Evasi, effugi ; spes et fortuna valete.

Je ne connaîtrai plus le mal dont vous souffrez.
Pareille au papillon qui peu d’instans se pose,
Mon âme a fui la chair qui la tenait enclose
Et plane sur le gouffre immense où vous irez.

Mes biens s’étaient flétris, comme au soleil les prés,
Mon amour fut la fleur qui meurt à peine éclose ;
J’ai pris mon vol : adieu l’ambition morose,
L’inconstante fortune et ses hochets dorés !

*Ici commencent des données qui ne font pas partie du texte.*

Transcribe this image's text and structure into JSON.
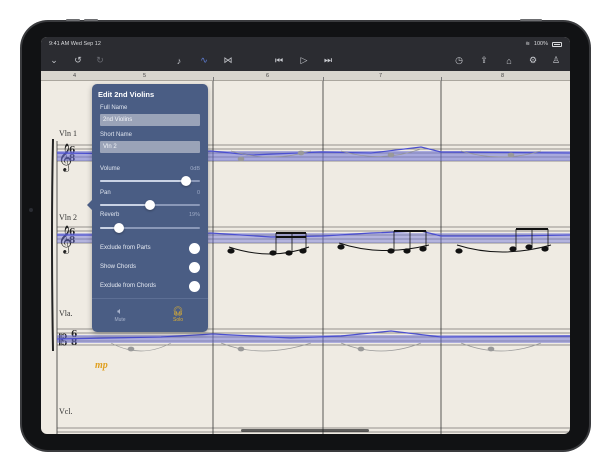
{
  "status_bar": {
    "time": "9:41 AM  Wed Sep 12",
    "battery": "100%"
  },
  "toolbar": {
    "icons": [
      "chevron-down-icon",
      "undo-icon",
      "redo-icon",
      "tuner-icon",
      "wave-icon",
      "metronome-icon",
      "rewind-icon",
      "play-icon",
      "forward-icon",
      "clock-icon",
      "share-icon",
      "home-icon",
      "settings-icon",
      "person-icon"
    ]
  },
  "ruler": {
    "measures": [
      "4",
      "5",
      "6",
      "7",
      "8"
    ]
  },
  "score": {
    "instruments": [
      "Vln 1",
      "Vln 2",
      "Vla.",
      "Vcl."
    ],
    "dynamic": "mp"
  },
  "popover": {
    "title": "Edit 2nd Violins",
    "full_name_label": "Full Name",
    "full_name_value": "2nd Violins",
    "short_name_label": "Short Name",
    "short_name_value": "Vln 2",
    "volume_label": "Volume",
    "volume_value": "0dB",
    "volume_level": 0.86,
    "pan_label": "Pan",
    "pan_value": "0",
    "pan_level": 0.5,
    "reverb_label": "Reverb",
    "reverb_value": "19%",
    "reverb_level": 0.19,
    "toggles": [
      {
        "label": "Exclude from Parts",
        "on": false
      },
      {
        "label": "Show Chords",
        "on": false
      },
      {
        "label": "Exclude from Chords",
        "on": false
      }
    ],
    "mute_label": "Mute",
    "solo_label": "Solo",
    "accent": "#e0b030"
  }
}
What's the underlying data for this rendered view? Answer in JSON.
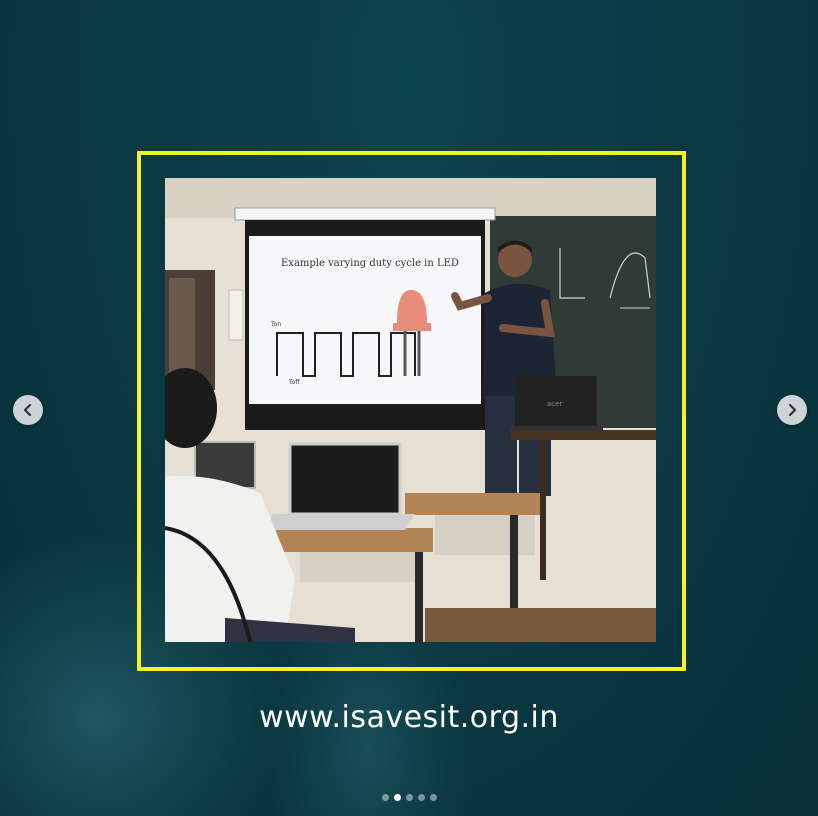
{
  "carousel": {
    "website_url": "www.isavesit.org.in",
    "slide_count": 5,
    "active_index": 1,
    "prev_icon": "chevron-left-icon",
    "next_icon": "chevron-right-icon"
  },
  "photo": {
    "slide_title": "Example varying duty cycle in LED",
    "ton_label": "Ton",
    "toff_label": "Toff",
    "laptop_brand": "acer"
  },
  "colors": {
    "frame_border": "#f4f32a",
    "background": "#0a3a45",
    "led": "#e88c7a"
  }
}
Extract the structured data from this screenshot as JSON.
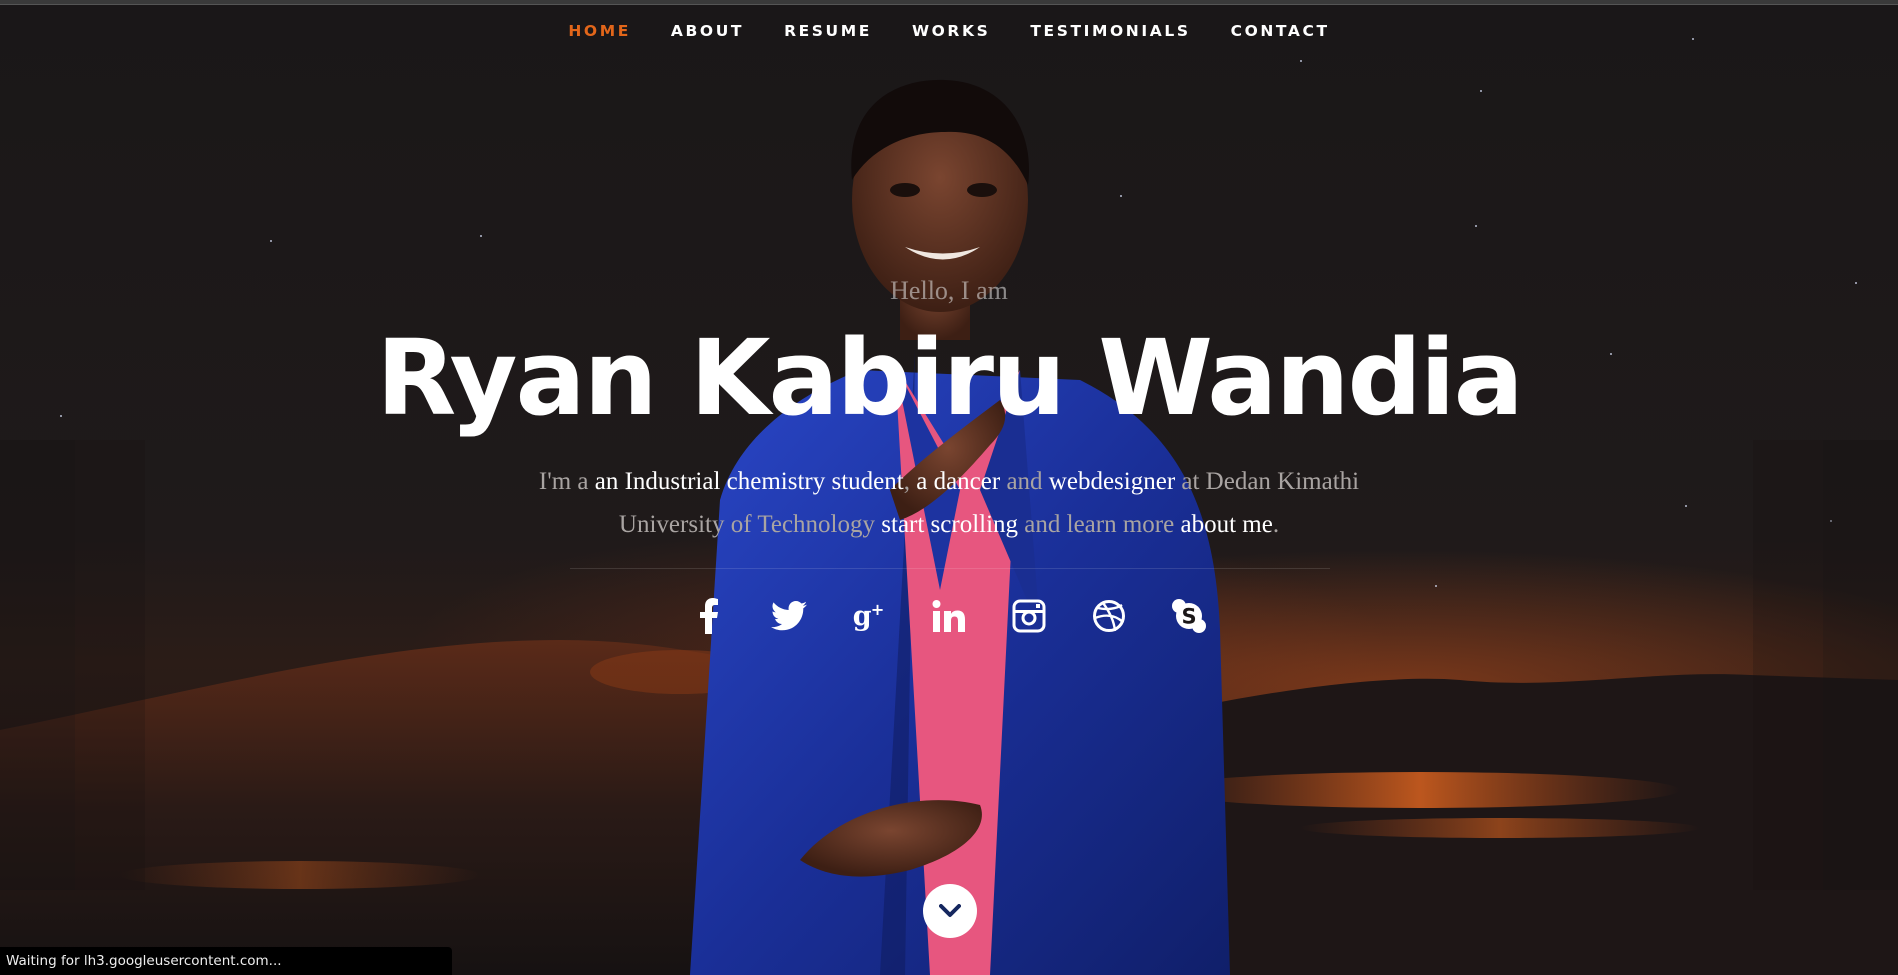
{
  "nav": {
    "items": [
      "HOME",
      "ABOUT",
      "RESUME",
      "WORKS",
      "TESTIMONIALS",
      "CONTACT"
    ],
    "active": "HOME",
    "active_color": "#e2661a"
  },
  "hero": {
    "greeting": "Hello, I am",
    "name": "Ryan Kabiru Wandia",
    "intro": {
      "p1": "I'm a ",
      "h1": "an Industrial chemistry student",
      "p2": ", ",
      "h2": "a dancer",
      "p3": " and ",
      "h3": "webdesigner",
      "p4": " at Dedan Kimathi University of Technology ",
      "h4": "start scrolling",
      "p5": " and learn more ",
      "h5": "about me",
      "p6": "."
    }
  },
  "social": [
    "facebook-icon",
    "twitter-icon",
    "google-plus-icon",
    "linkedin-icon",
    "instagram-icon",
    "dribbble-icon",
    "skype-icon"
  ],
  "scroll": {
    "icon": "chevron-down-icon"
  },
  "status": {
    "text": "Waiting for lh3.googleusercontent.com..."
  }
}
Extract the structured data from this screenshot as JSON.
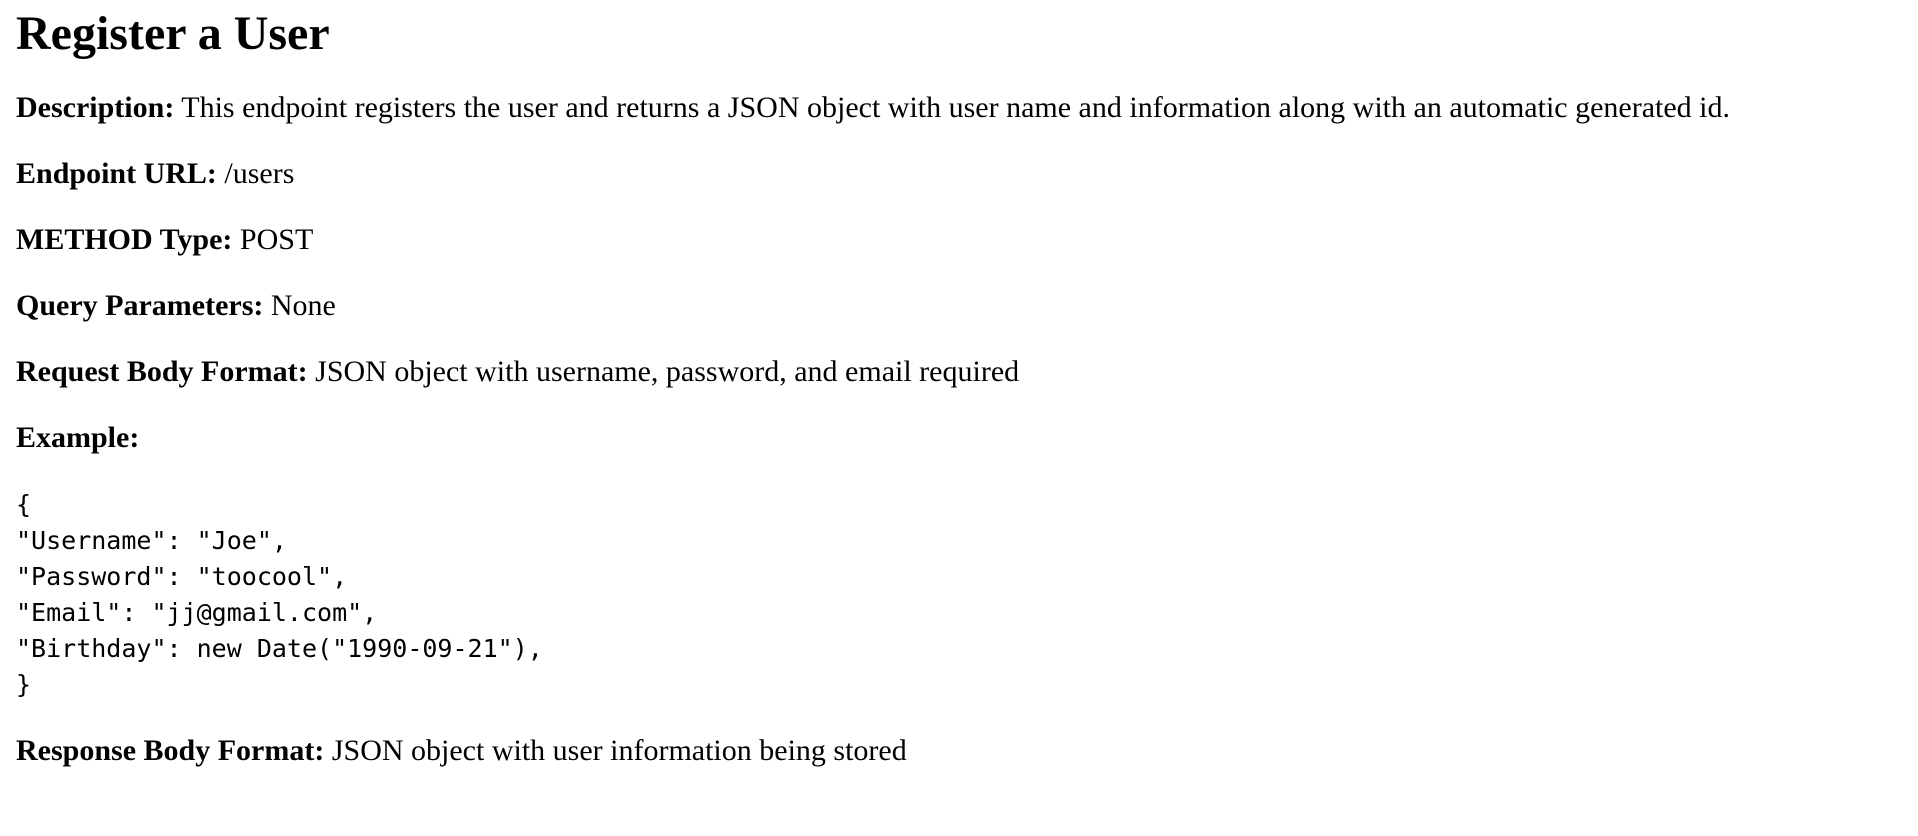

Tous les désirs qui me troublaient ont dû se taire,
Depuis que je me suis évadé de la terre
Et trouvé face à face avec la vérité.

La soif qui dévorait mes jours est assouvie ;
Je repose à jamais dans la sérénité,
Guéri de l’espérance, affranchi de la vie.


NOSTALGIE


Depuis longtemps captif au pays sans soleil
Et brisé par le joug barbare que j’endure,
Je pense tristement, dans les nuits de froidure,
Aux rivages dorés par le couchant vermeil.

Je hais les grands glaciers pleins d’un morne sommeil,
Les forêts de sapins à la sombre verdure ;
Il semble que l’hiver éternellement dure
Dans cet obscur vallon au noir Hadès pareil.

Le gigantesque mur des montagnes m’écrase.
Les jardins embaumés que, le cœur en extase,
Je regardais fleurir près des mers, où sont-ils ?

Quand, libre de nouveau, pourrai-je entendre encore
Sous les bosquets ombreux, aux arômes subtils,
Le doux clapotement de la vague sonore ?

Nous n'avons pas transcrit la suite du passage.